There has been a recent surge in the availability of Arduino and other inexpensive microcontrollers great for tinkering with. About a year ago, I started playing around with a Raspberry Pi board. At first I was going to use a Raspbmc distro to run a networked media player using an old laptop LCD screen, but ultimately I decided it would be better used solving a certain problem I’ve been experiencing.
I have these great cordless cellular shades that basically black out the living room when drawn completely closed. At least, they were great until the mechanism inside that makes them ‘cordless’ stopped working.
It’s still easy to draw them open, but it takes a frustrating amount of time and effort to close/retract them. You have to jiggle and coax these shades, rapidly pressing and releasing the button that controls cord mechanism inside the frame to get the cord to re-spool.

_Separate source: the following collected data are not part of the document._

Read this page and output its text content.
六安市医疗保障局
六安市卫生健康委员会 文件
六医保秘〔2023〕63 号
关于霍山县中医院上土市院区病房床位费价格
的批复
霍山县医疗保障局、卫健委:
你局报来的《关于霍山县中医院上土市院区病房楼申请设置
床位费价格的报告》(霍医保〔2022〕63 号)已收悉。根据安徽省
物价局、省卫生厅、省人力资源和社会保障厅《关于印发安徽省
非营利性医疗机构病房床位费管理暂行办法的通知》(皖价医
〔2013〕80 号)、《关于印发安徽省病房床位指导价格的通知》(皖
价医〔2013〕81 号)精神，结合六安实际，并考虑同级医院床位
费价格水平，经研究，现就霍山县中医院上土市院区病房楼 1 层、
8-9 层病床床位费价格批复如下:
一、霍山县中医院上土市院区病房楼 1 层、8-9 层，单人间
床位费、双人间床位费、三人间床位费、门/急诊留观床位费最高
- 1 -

I took them apart and examined the mechanism without destroying it. I found that you can simply cut the cord that attaches the internal spool to the plastic slider, tie your own cord to the slider, and control the new cord’s spool with a stepper motor.
Blinds – open. Note the position of the white plastic slider (top right).
Blinds – closed. Note the white plastic slider has moved to the top left.
Blinds – detailed view. I’ve attached a length of black upholstery thread to the white plastic slider and wound it around a spool of thread as a mock-up of the stepper motor spool.
To safely control the stepper motor with Raspi, you need a motor driver board that acts as a sort of relay for Raspi’s low voltage GPIO (multipurpose) pins. The Easy Driver board provides this function at a nice price.
Overall wiring diagram, stepper motor pinout, and Raspi GPIO pinout for WiringPi.
Putting it all together.
Stepper motor hardware detail: NEMA 17 stepper motor with stamped L-bracket, Acrobotics 6 mm set screw hub, Acrobotics 1″ smooth pulley
Stepper motor installed and connected to blind slider
On the software side, you have to image the SD card with a Raspi distro, install and configure WiringPi to drive the GPIO pins, and install Nginx and PHP and setup a local webserver (I don’t need to control my blinds from outside my home, yet). Chris Rieger’s project was very helpful with software documentation for these steps, but some familiarity with programming UNIX-based systems is required.
A couple of key parameters on the controller script control the speed (and noise) of the stepper motor, as well as its range of rotation.
#motor speed (time between steps)
STEP_PAUSE=0.0001
#motor range ‘DIRECTION, TOTAL NUMBER OF STEPS’
#open
root echo ‘1 2000’ >> /var/www/local/controller_queue” >> $CRON_JOB_PATH
#close
root echo ‘2 2000’ >> /var/www/local/controller_queue” >> $CRON_JOB_PATH
The number of steps it will take your motor to perform the amount of spooling you need will depend on how you wired the EasyDriver, which has setting to split steps into sub-steps, allowing for precision control in applications like 3D printing.
Then when you press the ‘Open’ button on the controller page, the appropriate command is sent and the motor does its job.
Screenshot from controller page
I’ll note that the visualization on the controller page needs to be changed – it’s currently based on vertical blinds, which simply rotate to open. It’s Java-based, so I will be piecing together a solution in the coming weeks.
It’s all been tested and confirmed working. I’ll have a brief video of it in action soon.
Unfortunately, I am stuck waiting on wiring connectors for the stepper motor – I got a defective cable and it doesn’t use standard 2.54 mm connectors. Logistics is a drag for these sorts of projects when you live in a small town.